Representing the first detailed research of the feasible development of green hydrogen across the continent, the new study combines analysis of investment opportunities focusing on three hubs: Mauritania - Morocco, southern Africa, and Egypt with a roadmap of technical, economic, environmental and financial solutions to unlock commercial development.
Ambroise Fayolle, vice president of the European Investment Bank, commented, “Africa has the best renewable energy in the world and scaling up production of green hydrogen can transform access to low-cost electricity and clean water. Unlocking Africa’s green hydrogen potential will require close cooperation between public, private and financial partners. The new ‘Africa’s Extraordinary Green Hydrogen Potential’ study outlines what can be achieved and what needs to be done. The European Investment Bank is pleased to work with African and international partners to enable large scale green hydrogen to become a reality.”
Ajay Mathur, director general, International Solar Alliance, added, “Solar photovoltaic technology has provided us with the cheapest electricity. Thanks to this low-cost electricity and decreasing electrolyser costs, the next step is providing access to a clean fuel, cheaper than all the current fossil fuels. It will enable us to decarbonise the power sector and most hard-to-abate sectors – fertilisers, steel manufacturing, and refineries.”
Thierry Lepercq, president of HyDeal, remarked, “As the global energy and climate crises unfold, mass-scale competitive green hydrogen is ready to provide energy security, affordability and decarbonisation. Integrated hydrogen hubs bringing together upstream, midstream and upstream players on the basis of long-term off-take contracts are building powerful business models.

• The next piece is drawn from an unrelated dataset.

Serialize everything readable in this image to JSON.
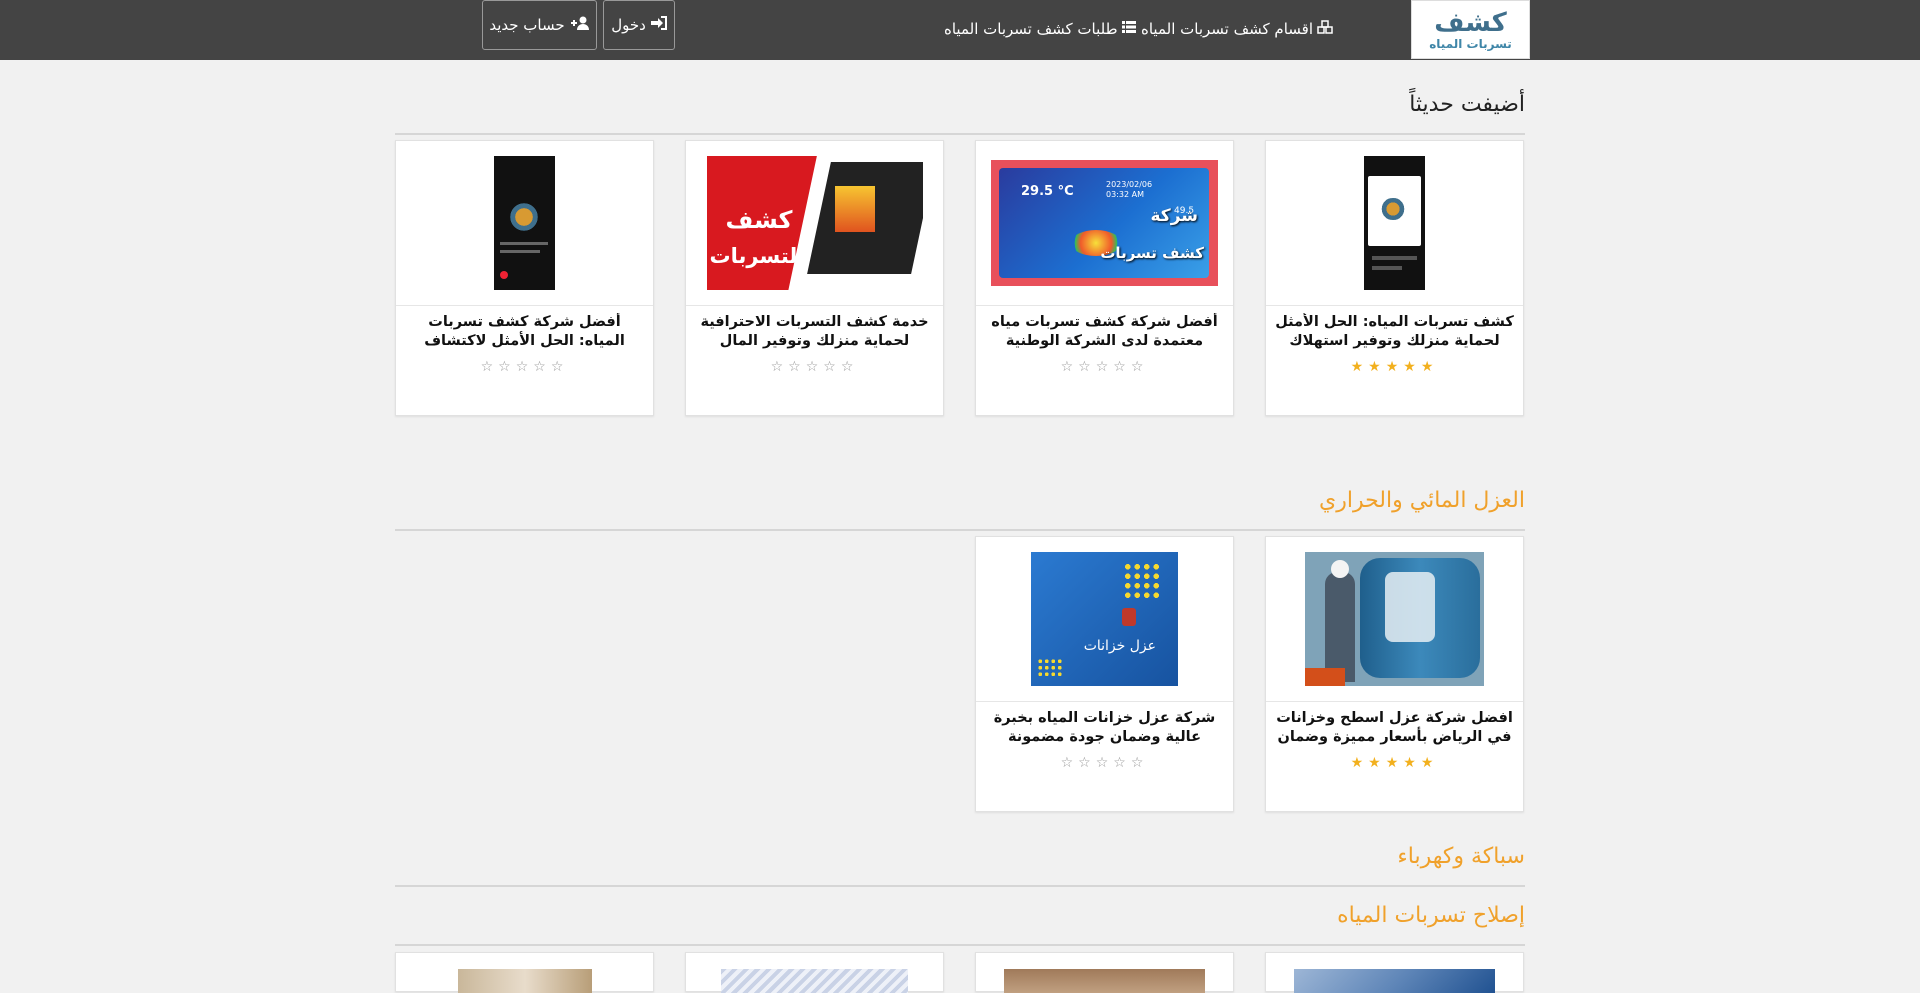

Pioneering African countries such as Mauritania are showing the way, proving that Africa can help the world with green hydrogen – ensuring for itself a future of industrial development, fast and clean growth for all.”

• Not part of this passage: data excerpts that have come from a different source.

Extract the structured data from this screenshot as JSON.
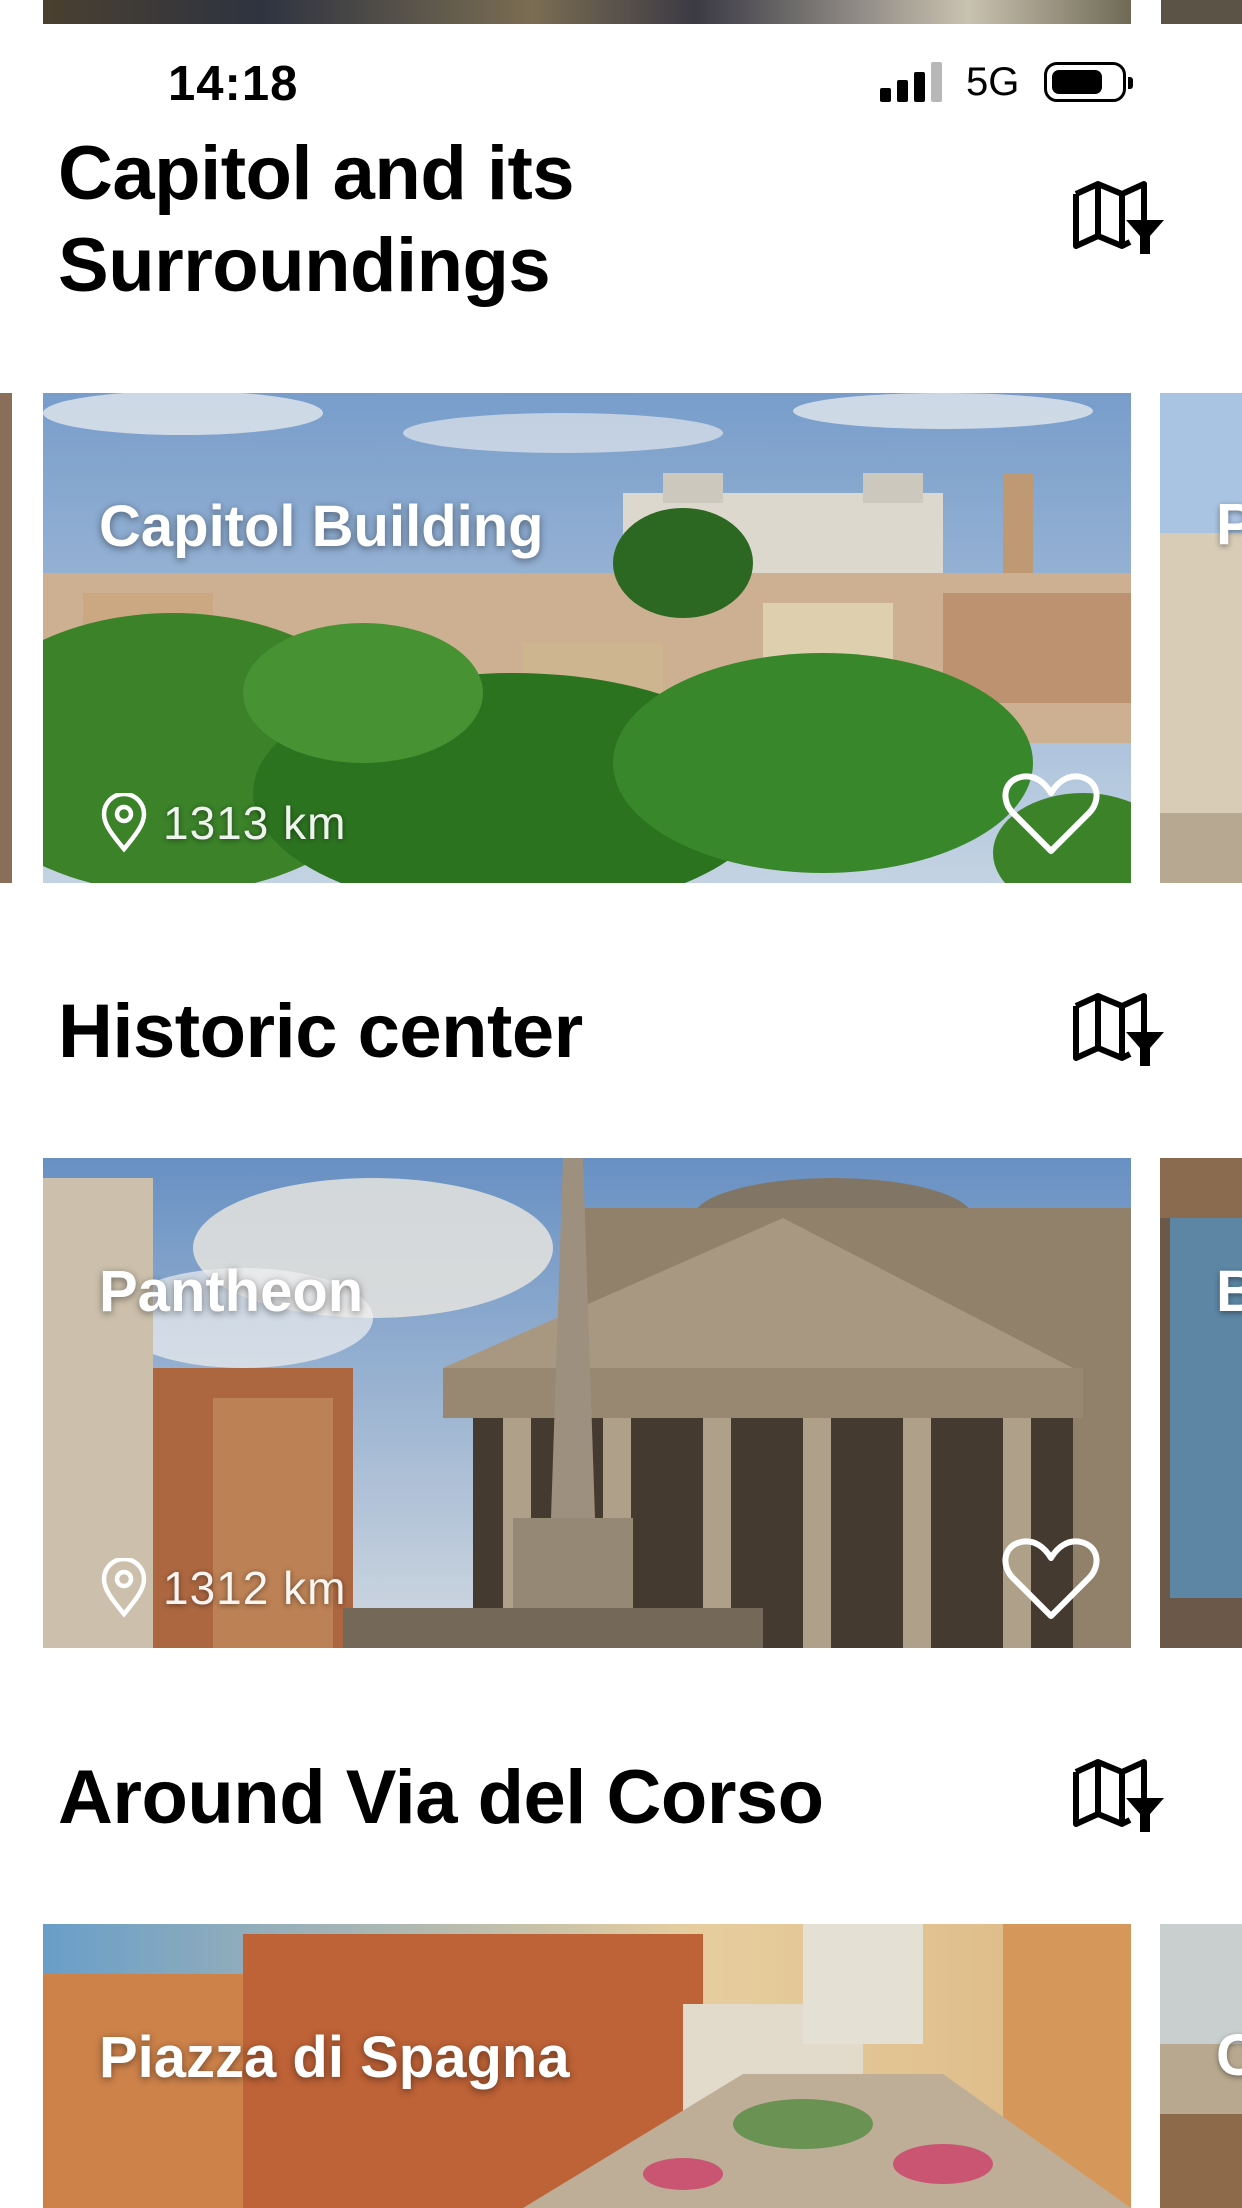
{
  "status_bar": {
    "time": "14:18",
    "network": "5G",
    "signal_bars_active": 3,
    "signal_bars_total": 4,
    "battery_level": 0.7
  },
  "sections": [
    {
      "title": "Capitol and its Surroundings",
      "map_icon": "map-filter-icon",
      "card": {
        "title": "Capitol Building",
        "distance": "1313 km",
        "favorite": false
      },
      "next_card_peek": "P"
    },
    {
      "title": "Historic center",
      "map_icon": "map-filter-icon",
      "card": {
        "title": "Pantheon",
        "distance": "1312 km",
        "favorite": false
      },
      "next_card_peek": "B"
    },
    {
      "title": "Around Via del Corso",
      "map_icon": "map-filter-icon",
      "card": {
        "title": "Piazza di Spagna",
        "distance": "",
        "favorite": false
      },
      "next_card_peek": "C"
    }
  ],
  "icons": {
    "location": "location-pin-icon",
    "favorite": "heart-outline-icon",
    "map": "map-filter-icon"
  }
}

The research suggests three requirements to enable 50 million tons of green hydrogen to be produced in Africa by 2035:
• National planning, regulation and incentive schemes need to mobilise private sector investment
• Pilot projects need to show successful green hydrogen generation, storage, distribution and use at both demonstration and commercial scale
• Market-based partnerships are needed to enable mass-scale domestic and international off-take and demand for green hydrogen, and increase cooperation to design, finance, build and operate green hydrogen production, storage and distribution infrastructure.
Approximately US$1.06 trillion green hydrogen investment can deliver the equivalent of more than one third of Africa’s current energy consumption, boost GDP, improve clean water supply and empower communities.

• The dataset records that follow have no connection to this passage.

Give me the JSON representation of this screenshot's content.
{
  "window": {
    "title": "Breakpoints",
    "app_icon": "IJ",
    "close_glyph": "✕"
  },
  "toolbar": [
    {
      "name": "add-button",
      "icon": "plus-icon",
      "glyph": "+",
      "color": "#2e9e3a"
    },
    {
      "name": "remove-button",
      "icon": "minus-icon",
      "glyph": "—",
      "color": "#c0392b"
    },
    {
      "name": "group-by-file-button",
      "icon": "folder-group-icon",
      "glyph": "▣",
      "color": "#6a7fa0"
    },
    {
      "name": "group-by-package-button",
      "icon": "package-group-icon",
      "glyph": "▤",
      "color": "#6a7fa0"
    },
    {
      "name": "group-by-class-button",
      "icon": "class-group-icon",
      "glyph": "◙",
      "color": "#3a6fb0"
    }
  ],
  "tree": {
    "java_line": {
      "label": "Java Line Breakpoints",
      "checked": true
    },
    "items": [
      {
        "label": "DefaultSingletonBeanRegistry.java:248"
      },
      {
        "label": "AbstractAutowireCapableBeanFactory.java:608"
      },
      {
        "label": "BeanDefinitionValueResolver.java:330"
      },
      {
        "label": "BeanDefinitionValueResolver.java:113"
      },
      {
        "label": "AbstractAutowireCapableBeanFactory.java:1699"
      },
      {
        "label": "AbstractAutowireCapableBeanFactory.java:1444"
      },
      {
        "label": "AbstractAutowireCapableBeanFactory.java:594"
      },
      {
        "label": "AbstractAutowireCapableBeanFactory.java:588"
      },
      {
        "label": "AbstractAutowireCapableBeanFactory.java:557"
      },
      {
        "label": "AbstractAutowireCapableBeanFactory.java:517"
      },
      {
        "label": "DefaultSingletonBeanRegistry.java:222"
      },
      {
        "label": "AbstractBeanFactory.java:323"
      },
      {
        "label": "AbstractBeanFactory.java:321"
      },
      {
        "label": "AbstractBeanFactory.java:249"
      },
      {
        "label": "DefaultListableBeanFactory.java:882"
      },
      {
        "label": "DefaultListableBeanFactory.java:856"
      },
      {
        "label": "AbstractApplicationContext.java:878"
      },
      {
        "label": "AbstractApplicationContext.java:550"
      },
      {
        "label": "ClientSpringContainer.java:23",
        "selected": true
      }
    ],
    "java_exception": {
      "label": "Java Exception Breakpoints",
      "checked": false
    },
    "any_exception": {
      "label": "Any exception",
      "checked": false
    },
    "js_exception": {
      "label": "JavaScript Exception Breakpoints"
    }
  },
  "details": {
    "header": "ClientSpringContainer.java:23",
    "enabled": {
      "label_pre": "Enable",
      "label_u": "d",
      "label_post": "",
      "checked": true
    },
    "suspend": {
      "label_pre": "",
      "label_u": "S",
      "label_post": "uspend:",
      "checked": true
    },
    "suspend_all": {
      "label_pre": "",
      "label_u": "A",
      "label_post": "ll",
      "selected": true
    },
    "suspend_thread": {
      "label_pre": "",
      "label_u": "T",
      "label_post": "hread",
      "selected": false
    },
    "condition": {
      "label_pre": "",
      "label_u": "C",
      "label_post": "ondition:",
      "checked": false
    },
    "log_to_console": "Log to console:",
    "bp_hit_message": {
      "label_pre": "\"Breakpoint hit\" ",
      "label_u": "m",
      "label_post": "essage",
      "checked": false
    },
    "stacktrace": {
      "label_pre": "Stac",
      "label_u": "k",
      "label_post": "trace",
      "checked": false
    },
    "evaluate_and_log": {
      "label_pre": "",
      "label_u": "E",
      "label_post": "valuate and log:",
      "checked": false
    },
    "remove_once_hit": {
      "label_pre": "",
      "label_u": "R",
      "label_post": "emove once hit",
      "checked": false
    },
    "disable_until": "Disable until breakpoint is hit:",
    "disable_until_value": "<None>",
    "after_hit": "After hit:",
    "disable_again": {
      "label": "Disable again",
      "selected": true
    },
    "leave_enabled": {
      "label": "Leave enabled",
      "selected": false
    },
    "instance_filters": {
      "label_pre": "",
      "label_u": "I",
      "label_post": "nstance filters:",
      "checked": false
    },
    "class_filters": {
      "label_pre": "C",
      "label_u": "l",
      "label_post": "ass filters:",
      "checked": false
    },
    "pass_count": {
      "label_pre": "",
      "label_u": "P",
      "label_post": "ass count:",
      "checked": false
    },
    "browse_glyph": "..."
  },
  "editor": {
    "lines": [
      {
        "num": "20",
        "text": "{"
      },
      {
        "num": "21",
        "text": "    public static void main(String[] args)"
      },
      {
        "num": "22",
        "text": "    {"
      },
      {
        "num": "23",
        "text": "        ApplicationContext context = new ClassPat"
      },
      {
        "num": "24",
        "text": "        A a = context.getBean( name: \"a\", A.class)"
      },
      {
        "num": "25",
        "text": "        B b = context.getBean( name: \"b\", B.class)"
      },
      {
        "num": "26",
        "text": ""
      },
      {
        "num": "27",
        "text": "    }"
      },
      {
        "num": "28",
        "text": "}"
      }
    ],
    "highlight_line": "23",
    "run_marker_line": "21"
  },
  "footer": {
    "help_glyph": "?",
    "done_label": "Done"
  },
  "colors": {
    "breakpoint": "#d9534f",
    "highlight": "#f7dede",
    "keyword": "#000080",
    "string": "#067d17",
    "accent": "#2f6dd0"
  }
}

The new study outlines how production and transmission of green hydrogen can lead to investment yielding seven exajoules of energy and a correlative massive increase in GDP, creating hundreds of thousands of permanent and skilled jobs across Africa.
The new analysis estimates that green hydrogen investment could reduce carbon emissions in Africa by 40%, replacing 500mn tons of CO2 a year.
According to the study, large scale green hydrogen generation will enable Africa to supply 25 million tons of green hydrogen to global energy markets equivalent to 15% of current gas used in the European Union.